Re: [LSF/MM/BPF TOPIC][RFC PATCH v4 00/27] Private Memory Nodes (w/ Compressed RAM)

From: Gregory Price

Date: Sun Apr 19 2026 - 22:56:36 EST


On Fri, Apr 17, 2026 at 11:37:36AM +0200, David Hildenbrand (Arm) wrote:
> On 4/15/26 17:17, Gregory Price wrote:
>
> >> Needs a second thought regarding fallback logic I raised above.
> >>
> >> What I think would have to be audited is the usage of __GFP_THISNODE by
> >> kernel allocations, where we would not actually want to allocate from
> >> this private node.
> >>
> >
> > This is fair, and I a re-visit is absolutely warranted.
> >
> > Re-examining the quick audit from my last response suggests - I should
> > never have seen leakage in those cases, but the fallbacks are needed.
> >
> > So yes, this all requires a second look (and a third, and a ninth).
> >
> > I'm not married to __GFP_PRIVATE, but it has been reliable for me.
>
> Yes, we should carefully describe which semantics we want to achieve, to
> then figure out how we could achieve them.
>

Ah, I finally dug up my notes on this.

If we overload __GFP_THISNODE - then we have to audit all gfp_mask's
with THISNODE against the use of any of the following *forever*:

#define node_online_map node_states[N_ONLINE]
#define node_possible_map node_states[N_POSSIBLE]
#define for_each_node(node) for_each_node_state(node, N_POSSIBLE)
#define for_each_online_node(node) for_each_node_state(node, N_ONLINE)

or

cgroup.cpuset.mems_allowed / mems_effective


Anyone that attempts to do:

for_each_online_node(node):
buf = alloc_pages_node(node, __GFP_THISNODE, NULL)

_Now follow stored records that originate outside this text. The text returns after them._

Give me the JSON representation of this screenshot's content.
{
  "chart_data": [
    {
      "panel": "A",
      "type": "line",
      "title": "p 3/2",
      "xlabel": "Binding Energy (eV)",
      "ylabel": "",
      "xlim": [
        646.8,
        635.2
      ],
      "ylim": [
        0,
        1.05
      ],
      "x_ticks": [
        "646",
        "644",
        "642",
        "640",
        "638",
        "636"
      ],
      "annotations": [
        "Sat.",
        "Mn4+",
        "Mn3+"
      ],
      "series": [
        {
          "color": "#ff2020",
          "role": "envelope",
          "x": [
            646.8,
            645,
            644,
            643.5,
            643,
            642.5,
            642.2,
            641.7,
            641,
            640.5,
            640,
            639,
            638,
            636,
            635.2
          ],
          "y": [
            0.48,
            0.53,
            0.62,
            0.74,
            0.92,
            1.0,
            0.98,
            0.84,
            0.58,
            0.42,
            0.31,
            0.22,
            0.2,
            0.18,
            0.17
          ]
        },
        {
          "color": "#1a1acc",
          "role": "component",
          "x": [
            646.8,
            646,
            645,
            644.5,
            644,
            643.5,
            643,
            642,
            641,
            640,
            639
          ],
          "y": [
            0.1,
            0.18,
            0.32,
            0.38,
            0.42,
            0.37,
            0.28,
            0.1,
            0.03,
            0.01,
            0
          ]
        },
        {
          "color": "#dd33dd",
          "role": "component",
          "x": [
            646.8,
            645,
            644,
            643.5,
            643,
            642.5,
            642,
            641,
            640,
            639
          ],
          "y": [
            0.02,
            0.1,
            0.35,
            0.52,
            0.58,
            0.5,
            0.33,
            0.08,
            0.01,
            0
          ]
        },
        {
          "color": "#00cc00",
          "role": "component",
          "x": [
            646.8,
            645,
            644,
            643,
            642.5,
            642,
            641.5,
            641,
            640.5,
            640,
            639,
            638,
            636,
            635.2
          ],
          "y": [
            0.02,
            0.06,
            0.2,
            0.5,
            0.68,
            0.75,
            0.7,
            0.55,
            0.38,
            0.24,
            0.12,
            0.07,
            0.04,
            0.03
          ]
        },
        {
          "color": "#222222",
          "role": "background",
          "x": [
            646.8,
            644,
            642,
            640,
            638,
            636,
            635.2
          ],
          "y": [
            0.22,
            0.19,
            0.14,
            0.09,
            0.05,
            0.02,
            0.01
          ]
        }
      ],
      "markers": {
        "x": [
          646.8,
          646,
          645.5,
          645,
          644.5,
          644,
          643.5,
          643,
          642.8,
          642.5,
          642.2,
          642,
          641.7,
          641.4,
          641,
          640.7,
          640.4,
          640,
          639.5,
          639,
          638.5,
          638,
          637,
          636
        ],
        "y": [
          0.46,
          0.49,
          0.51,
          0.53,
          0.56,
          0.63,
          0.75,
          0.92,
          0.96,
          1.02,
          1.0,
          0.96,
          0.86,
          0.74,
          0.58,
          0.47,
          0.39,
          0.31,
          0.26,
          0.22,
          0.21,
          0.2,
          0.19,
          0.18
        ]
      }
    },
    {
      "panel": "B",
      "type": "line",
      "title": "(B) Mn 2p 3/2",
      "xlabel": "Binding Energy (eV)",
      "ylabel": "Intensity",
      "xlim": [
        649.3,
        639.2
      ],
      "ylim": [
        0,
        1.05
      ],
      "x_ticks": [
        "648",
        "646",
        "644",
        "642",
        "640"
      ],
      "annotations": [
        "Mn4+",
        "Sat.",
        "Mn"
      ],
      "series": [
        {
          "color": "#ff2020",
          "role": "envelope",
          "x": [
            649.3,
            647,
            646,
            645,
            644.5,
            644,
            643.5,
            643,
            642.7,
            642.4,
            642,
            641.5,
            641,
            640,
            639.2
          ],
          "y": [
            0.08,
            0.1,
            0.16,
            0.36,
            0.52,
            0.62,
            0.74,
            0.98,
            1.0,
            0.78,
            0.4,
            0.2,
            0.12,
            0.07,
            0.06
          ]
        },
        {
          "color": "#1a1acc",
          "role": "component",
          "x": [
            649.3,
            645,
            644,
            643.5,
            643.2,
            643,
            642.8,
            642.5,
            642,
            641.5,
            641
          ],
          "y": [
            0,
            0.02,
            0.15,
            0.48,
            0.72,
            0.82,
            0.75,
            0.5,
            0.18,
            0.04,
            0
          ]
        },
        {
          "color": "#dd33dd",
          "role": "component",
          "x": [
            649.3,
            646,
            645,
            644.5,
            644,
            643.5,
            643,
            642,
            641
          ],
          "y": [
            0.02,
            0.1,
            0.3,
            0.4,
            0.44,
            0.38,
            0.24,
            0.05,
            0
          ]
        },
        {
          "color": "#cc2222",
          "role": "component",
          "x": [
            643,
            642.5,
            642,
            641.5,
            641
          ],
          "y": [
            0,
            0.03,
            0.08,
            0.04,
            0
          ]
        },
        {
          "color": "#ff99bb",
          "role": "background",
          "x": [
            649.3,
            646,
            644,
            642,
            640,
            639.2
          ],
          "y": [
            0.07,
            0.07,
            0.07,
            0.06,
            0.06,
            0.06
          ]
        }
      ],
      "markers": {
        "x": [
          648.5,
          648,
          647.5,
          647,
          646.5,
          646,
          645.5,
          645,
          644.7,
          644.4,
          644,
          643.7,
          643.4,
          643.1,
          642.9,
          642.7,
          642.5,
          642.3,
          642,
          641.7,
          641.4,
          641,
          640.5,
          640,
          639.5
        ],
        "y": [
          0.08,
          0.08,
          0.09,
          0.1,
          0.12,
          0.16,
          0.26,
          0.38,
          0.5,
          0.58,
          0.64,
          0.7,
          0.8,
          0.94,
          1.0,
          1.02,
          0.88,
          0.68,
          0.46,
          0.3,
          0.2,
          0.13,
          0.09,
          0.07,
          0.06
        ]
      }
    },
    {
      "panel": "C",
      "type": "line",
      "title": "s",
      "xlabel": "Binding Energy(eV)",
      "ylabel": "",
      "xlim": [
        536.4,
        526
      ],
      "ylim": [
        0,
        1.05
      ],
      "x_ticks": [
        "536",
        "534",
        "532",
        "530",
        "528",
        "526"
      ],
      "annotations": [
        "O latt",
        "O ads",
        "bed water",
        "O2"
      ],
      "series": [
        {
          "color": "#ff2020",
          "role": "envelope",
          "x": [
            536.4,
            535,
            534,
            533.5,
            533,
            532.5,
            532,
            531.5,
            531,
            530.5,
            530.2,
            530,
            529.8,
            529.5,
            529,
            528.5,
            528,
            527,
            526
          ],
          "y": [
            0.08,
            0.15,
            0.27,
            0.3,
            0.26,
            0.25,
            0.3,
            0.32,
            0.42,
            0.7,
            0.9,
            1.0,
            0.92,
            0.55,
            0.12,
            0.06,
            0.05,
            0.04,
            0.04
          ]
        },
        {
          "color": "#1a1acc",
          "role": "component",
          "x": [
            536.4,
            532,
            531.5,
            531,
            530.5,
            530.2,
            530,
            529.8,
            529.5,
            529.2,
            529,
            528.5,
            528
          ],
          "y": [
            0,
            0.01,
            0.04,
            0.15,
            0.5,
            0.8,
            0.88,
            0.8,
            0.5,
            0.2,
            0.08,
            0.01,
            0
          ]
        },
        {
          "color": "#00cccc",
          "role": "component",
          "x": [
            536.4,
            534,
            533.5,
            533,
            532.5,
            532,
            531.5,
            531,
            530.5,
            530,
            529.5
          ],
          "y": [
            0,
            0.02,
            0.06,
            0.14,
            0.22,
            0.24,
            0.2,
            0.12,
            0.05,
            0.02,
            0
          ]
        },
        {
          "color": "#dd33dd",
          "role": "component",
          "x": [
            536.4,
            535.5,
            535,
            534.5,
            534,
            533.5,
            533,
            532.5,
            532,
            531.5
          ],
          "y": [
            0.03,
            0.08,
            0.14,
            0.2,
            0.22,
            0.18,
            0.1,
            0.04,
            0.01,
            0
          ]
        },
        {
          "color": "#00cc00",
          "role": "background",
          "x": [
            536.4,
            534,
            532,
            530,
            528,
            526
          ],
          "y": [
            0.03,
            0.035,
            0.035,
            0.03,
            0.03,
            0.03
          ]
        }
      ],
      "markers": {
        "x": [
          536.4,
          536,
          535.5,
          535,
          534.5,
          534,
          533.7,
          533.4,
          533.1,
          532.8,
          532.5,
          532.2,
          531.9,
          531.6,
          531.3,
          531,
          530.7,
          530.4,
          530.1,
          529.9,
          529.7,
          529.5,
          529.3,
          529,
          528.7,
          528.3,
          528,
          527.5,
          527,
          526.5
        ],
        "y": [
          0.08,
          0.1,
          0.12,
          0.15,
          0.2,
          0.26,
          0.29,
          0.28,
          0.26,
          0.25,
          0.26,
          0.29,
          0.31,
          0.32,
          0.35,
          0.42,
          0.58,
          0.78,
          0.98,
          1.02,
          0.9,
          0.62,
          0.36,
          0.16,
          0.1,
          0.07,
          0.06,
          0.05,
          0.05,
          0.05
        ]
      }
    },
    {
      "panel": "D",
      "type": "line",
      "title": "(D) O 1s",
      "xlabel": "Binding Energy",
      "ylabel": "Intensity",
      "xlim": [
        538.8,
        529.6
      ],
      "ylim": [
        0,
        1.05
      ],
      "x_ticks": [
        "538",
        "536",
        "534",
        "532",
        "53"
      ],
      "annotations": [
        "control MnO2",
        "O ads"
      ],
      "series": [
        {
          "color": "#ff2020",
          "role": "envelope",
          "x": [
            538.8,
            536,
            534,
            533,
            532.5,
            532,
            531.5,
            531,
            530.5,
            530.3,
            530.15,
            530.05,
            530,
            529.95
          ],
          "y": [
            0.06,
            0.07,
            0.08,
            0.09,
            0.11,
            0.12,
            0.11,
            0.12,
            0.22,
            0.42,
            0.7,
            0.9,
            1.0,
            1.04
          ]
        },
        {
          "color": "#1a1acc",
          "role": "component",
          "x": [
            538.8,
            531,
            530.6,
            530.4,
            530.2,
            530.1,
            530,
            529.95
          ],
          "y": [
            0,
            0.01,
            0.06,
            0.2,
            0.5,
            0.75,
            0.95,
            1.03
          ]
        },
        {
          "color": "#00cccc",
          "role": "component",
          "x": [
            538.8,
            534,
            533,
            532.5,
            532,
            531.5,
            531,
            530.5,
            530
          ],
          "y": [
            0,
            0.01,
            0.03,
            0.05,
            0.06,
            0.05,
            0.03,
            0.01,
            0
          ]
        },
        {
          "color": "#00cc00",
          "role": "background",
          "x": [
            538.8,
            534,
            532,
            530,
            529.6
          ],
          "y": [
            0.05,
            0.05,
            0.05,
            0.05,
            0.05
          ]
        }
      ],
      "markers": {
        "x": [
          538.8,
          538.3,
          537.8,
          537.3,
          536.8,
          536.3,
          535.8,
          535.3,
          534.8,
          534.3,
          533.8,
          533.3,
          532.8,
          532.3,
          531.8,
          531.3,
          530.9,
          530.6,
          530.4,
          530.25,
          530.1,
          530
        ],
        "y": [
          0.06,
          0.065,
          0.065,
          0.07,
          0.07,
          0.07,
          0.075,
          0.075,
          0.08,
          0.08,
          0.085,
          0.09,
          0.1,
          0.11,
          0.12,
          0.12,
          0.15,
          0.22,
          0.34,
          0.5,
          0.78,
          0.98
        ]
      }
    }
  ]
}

*will* get incidental access to private node memory, and it won't be
obvious to existing tooling that this should be considered a bug.


rate of occurance in the current code:
-----------------
node_online_map - 21 instances
node_possible_map - 25 instances
for_each_node - 346 instances
for_each_online_node - 67 instances
GFP_THISNODE - 58 instances
(notes don't have mems_allowed/mems_effective instances)


But it's not always going to be obvious - since nodemasks and gfp_masks
get passed around as variables all throughout the kernel.

I ultimately determined that auditing this in-tree is already a fools
errand - and suggesting we try to validate this never occurs for all
future code moving forward is just not realistic in any sense.

I could not come up with a way to remove private nodes from
node_online/possible_map - and private nodes must be added to
cpuset.mems_allowed to allow cpuset control (otherwise all userland
access is blanket denied).

So I moved back to __GFP_PRIVATE.

=== TL;DR:

The core premise of private nodes is isolation first.

So we want this code:

for node in cpuset.mems_allowed / online_map
buf = alloc_pages_node(node, __GFP_THISNODE, NULL)

To explicitly fail - so that the caller knows they can't use these
masks this way anymore (it was already potentially a bug, but could
have been masked if all online nodes had memory).

~Gregory